To some degree this is already happening. We are seeing powerful political figures and those with a vested interest in the status quo starting to say things like: “I believe that human activity is causing global warming. But the science is not settled as to its effects.” Such statements are difficult to inoculate against because they appear plausible – despite casting doubt on a vast body of knowledge about the dangerous effects of climate change, and diverting attention away from the need for urgent action. In his article in Scientific American, “Is climate ambiguity the new denial?”, Scott Waldman likens this to the tobacco industry playbook, where the industry shifted from saying smoking was healthy to disputing the science showing it was harmful.
The perpetuation of an ersatz ‘debate’ allowed the industry to carry on profitably for decades before regulatory crackdown.Fortunately, there is a powerful way of combating this truly sinister phenomenon of semi-fake news, and that is to reveal to people the risks associated with it. This has been shown to good effect in relation to anti-vaxxers. People may remain stubbornly unpersuaded by overwhelming evidence that there is no link between vaccination and autism, they may angrily dismiss careful explanations such as ‘correlation does not mean causation’, but when shown the dire risks they expose their children to by not vaccinating them, their stance often softens.
So, to travel a full circle back to my colleagues, many of whom are world-experts in assessing and communicating risk (including climate change related risk), I must make a point of reassuring them that they do have a great deal to offer in the fight against fake!
If risk-based communication fails to persuade there is another tack to take: culture. In communication speak, it boils down to tailoring your messages to your audiences. The 2016 poll conducted by the Yale Program on Climate Change Communication reveals that the percentage of conservative Republican voters in the USA who are supportive of renewable energy greatly exceeds those who believe global warming is caused by human activities. With that information in hand, one can reframe the debate and use language that appeals to the values of those whom you are trying to persuade.
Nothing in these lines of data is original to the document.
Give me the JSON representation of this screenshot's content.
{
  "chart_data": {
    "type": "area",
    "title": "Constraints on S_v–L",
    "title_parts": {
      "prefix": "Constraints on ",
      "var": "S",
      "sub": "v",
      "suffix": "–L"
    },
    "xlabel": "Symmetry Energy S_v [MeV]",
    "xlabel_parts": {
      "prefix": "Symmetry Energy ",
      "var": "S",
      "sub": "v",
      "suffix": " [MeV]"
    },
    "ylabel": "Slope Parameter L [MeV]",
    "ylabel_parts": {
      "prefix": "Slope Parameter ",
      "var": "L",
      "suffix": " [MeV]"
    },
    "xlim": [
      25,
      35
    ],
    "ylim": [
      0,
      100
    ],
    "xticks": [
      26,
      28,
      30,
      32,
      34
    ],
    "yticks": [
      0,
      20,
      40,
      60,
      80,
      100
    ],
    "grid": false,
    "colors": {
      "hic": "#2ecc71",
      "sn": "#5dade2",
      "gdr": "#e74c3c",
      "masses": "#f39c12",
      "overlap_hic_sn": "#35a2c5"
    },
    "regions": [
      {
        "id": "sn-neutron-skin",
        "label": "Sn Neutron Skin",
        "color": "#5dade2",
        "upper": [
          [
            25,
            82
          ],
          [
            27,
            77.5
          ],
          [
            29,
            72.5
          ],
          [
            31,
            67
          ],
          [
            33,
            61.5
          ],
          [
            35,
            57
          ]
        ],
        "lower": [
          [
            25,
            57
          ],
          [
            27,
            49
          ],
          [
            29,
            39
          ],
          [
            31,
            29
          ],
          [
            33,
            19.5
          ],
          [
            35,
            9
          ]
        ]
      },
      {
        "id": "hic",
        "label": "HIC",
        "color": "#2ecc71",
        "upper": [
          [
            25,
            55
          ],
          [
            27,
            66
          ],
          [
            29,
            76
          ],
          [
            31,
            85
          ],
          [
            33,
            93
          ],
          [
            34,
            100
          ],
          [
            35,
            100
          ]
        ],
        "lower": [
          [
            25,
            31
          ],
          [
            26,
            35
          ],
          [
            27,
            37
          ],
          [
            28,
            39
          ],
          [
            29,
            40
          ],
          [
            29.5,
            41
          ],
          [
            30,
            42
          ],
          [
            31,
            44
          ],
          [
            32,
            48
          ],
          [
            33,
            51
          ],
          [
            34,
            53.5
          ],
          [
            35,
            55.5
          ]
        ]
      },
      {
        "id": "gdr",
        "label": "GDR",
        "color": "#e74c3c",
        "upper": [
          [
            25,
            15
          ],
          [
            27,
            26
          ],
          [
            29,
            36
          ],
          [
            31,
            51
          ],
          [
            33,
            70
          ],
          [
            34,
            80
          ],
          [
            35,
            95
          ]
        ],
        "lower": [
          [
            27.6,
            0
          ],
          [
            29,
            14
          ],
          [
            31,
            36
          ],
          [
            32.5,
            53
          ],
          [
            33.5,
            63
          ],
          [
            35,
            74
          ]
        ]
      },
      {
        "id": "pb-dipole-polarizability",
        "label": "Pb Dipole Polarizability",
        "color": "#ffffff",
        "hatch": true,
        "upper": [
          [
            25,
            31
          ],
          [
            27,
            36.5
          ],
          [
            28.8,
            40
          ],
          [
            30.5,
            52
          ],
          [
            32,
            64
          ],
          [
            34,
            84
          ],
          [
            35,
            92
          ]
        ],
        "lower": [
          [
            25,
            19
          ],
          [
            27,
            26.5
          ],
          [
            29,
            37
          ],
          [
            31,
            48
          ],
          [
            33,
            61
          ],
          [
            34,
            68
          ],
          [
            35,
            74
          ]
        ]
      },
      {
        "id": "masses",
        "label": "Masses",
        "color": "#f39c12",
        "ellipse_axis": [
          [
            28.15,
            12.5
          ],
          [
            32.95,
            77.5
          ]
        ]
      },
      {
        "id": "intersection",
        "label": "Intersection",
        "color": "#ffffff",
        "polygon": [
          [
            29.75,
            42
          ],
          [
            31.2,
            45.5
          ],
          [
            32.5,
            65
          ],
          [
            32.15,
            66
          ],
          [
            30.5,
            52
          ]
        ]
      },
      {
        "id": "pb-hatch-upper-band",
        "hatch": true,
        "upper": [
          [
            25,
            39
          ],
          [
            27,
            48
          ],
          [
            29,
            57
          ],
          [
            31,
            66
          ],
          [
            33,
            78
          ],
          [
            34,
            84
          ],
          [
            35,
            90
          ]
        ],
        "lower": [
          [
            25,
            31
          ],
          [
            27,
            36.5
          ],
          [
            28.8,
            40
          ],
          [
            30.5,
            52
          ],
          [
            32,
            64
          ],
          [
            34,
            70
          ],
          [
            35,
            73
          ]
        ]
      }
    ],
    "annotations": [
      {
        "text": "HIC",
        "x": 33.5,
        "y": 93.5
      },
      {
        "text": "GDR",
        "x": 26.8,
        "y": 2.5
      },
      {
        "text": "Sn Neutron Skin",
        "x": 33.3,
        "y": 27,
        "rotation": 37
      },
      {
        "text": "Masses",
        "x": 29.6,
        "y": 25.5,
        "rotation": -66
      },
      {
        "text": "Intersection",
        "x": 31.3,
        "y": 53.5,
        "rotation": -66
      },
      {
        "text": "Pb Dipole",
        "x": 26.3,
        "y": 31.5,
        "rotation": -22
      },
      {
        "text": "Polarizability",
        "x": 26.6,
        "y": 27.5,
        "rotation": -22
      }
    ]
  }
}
For example, statements like: “The USA has a golden opportunity to be No.1 in renewable energy” appeal to patriotism and to the power of positivity without dog-whistling climate change, and are likely to find a receptive audience even amongst die-hard deniers.
Fake news won’t disappear any time soon, but we have a good chance of keeping things real by deploying tools like inoculation theory, risk-based communication and values-sensitive messaging.